Note la valeur et la date. Elle vaut pour cette base, ce volant et ce jeu. Elle ne vaudra plus le jour où tu changeras l’un des trois, et c’est normal.

Les deux gains qu’il ne faut pas confondre

Le gain de la base fixe le plafond de la machine, celui du jeu décide de ce que le jeu envoie dedans. Les deux se multiplient, donc 100 % côté base et 40 % côté jeu ne donnent pas la même chose que 40 % côté base et 100 % côté jeu, même si le produit semble identique. La différence tient à l’endroit où l’écrêtage se produit.

La règle que j’applique : garder le gain de la base haut et stable, et chercher le seuil avec celui du jeu. La raison est pratique plutôt que théorique. Le gain du jeu se règle jeu par jeu, ce qui correspond au fait que chaque titre envoie un signal d’une intensité différente. Le gain de la base, lui, sert de référence commune à tous tes jeux.

L’amortissement, la friction et l’inertie

Ces trois paramètres n’ajoutent aucune information, ils modifient la façon dont le volant se comporte physiquement. C’est une distinction capitale : le gain règle ce que tu reçois, ces trois là règlent la manière dont ta main le reçoit. Les monter revient à mettre du poids et de la résistance dans le mécanisme, jamais à mieux entendre la voiture.

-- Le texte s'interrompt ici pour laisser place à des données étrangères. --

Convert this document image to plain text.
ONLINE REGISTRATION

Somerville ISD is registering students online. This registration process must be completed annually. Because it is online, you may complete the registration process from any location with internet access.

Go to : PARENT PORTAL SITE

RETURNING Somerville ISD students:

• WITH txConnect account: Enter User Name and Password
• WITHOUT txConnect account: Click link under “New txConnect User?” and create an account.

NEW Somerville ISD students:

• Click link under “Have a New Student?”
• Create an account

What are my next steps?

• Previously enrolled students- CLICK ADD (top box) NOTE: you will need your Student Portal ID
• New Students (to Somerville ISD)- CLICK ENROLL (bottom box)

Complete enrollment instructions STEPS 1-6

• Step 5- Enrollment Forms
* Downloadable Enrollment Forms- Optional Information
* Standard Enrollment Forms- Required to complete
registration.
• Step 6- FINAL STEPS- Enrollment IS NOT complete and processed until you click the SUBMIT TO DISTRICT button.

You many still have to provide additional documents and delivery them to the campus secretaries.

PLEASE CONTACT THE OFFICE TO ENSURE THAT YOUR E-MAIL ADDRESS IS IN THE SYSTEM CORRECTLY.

Les trois fabricants dont j’ai lu la documentation les nomment différemment mais décrivent les mêmes fonctions. Fanatec parle d’amortissement naturel, de friction naturelle et d’inertie naturelle, et les regroupe explicitement comme les réglages du poids et de la résistance du volant. Thrustmaster distingue un amortissement volant et un amortissement jeu. MOZA parle de damping mécanique et d’inertie naturelle, en précisant que les deux se règlent ensemble.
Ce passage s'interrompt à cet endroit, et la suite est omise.